There are significant distinctions between sole physical care and sole legal care. Some parents may have sole physical care of their minor, but joint legal care that they share with the other parent of the minor.
The meaning of both sole legal custody and sole physical custody are mentioned below:
Sole legal custody
Only one parent of the minor has the legal right and obligation to make life decision regarding the juvenile’s well being and safety, these matters include the juvenile’s education, religion preference, medical care, and morals.
Sole physical custody
The minor resides with only one guardian but can have supervised visitation with his or her other guardian. Unless the court of Maryland decides that it is not in the juvenile’s best interest for the other caretaker to have visitation.
The benefit regarding minor guardianship is that the minor resides with one caretaker and does not have to move from house to house like in joint care, and only one caretaker is involved in the decision making regarding the juvenile’s schooling. medical necessities, and religious matter. This reduces the juvenile’s stress and anxiety of being torn apart between two separated caretakers, with their different agreements and different houses.

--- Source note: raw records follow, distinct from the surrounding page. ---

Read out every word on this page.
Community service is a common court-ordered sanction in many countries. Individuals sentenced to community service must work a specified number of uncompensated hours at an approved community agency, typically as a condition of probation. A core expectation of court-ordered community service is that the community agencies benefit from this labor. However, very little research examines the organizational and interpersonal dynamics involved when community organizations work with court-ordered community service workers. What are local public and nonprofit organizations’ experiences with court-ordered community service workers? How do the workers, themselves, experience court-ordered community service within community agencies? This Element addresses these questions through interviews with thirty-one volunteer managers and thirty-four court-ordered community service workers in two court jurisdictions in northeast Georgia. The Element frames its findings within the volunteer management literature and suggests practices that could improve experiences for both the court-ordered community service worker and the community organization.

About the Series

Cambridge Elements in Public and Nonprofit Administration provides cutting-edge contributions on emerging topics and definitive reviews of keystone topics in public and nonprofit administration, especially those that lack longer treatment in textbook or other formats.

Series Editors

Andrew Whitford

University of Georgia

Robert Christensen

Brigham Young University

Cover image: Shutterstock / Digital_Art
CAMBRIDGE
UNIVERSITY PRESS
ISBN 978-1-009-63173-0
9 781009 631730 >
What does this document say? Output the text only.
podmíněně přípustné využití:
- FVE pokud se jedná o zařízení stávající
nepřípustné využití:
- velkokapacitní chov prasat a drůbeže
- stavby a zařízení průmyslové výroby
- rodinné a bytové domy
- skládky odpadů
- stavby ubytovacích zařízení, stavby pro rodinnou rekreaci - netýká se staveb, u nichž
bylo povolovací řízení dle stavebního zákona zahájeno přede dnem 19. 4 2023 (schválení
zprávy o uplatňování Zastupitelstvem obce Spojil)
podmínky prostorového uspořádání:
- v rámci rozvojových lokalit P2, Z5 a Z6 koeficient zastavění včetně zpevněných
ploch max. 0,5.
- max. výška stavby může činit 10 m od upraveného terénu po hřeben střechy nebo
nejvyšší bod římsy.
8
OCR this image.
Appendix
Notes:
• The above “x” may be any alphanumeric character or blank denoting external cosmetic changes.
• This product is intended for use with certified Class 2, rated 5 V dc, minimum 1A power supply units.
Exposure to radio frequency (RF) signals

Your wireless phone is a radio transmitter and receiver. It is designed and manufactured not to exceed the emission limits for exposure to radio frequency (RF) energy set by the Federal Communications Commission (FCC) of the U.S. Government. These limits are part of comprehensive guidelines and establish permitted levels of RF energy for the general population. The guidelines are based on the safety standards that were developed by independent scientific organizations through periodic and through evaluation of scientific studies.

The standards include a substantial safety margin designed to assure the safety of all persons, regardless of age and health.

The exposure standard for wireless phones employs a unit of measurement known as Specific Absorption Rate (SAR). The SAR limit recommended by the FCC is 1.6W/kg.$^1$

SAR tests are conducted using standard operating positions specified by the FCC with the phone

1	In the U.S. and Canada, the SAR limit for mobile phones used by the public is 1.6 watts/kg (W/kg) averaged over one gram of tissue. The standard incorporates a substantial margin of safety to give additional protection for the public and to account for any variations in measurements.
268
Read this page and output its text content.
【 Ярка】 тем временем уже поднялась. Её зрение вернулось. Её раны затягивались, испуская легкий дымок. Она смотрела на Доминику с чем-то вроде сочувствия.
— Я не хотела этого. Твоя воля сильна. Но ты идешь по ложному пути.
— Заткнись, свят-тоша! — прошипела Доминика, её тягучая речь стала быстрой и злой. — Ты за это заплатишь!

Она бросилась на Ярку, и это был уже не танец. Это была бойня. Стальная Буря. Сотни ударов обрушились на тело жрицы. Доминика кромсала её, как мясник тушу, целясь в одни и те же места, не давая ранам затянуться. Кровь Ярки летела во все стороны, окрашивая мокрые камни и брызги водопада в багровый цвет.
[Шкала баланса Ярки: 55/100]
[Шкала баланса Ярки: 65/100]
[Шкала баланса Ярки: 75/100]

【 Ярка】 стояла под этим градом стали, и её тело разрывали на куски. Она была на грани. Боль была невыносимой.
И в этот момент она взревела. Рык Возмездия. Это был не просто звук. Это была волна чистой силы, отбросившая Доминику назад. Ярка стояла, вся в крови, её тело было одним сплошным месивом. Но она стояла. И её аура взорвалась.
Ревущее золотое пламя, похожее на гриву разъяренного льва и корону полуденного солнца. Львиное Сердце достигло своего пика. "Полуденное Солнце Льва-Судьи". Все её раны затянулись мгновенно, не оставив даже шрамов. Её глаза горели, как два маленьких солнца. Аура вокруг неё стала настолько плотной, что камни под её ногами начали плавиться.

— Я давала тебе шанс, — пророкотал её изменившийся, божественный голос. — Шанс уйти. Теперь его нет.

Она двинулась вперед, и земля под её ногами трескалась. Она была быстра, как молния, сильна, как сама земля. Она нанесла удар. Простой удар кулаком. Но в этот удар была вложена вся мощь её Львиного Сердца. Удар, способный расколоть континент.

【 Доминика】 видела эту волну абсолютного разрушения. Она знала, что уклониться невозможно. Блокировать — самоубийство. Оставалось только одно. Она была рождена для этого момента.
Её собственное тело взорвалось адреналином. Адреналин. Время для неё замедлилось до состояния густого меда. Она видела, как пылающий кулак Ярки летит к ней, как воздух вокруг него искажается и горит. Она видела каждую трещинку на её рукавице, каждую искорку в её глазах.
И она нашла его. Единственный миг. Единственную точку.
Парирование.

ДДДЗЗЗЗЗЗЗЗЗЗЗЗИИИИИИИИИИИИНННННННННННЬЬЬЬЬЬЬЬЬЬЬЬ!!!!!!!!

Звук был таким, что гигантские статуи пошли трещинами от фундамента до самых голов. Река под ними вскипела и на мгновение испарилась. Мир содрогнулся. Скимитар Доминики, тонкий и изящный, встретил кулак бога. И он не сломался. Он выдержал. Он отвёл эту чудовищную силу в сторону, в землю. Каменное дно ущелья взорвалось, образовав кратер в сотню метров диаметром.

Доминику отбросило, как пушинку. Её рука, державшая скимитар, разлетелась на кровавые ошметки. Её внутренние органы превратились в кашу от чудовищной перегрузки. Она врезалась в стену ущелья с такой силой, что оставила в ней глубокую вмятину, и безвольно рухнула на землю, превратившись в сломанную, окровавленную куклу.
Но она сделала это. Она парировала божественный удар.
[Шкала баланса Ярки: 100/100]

Nevertheless, just because a caretaker has sole care of his or her minor, does not mean that the caretaker can relocate without the court’s permission. If the other caretaker has visitation rights, the distance might be an issue for visitation with the other caretaker and the minor and therefore a written notice is required by the court before the relocation, so that the court may allow or forbid the relocation.
If a caretaker is considering filing a petition of minor guardianship, it is recommended that the caretaker hire a skillful lawyer to assist him or her on the case and during the Maryland court procedures. The lawyer can help the caretaker to be familiarized with the rules and regulations of the court of the sate of Maryland and obtaining the right guardianship arrangement over the minor.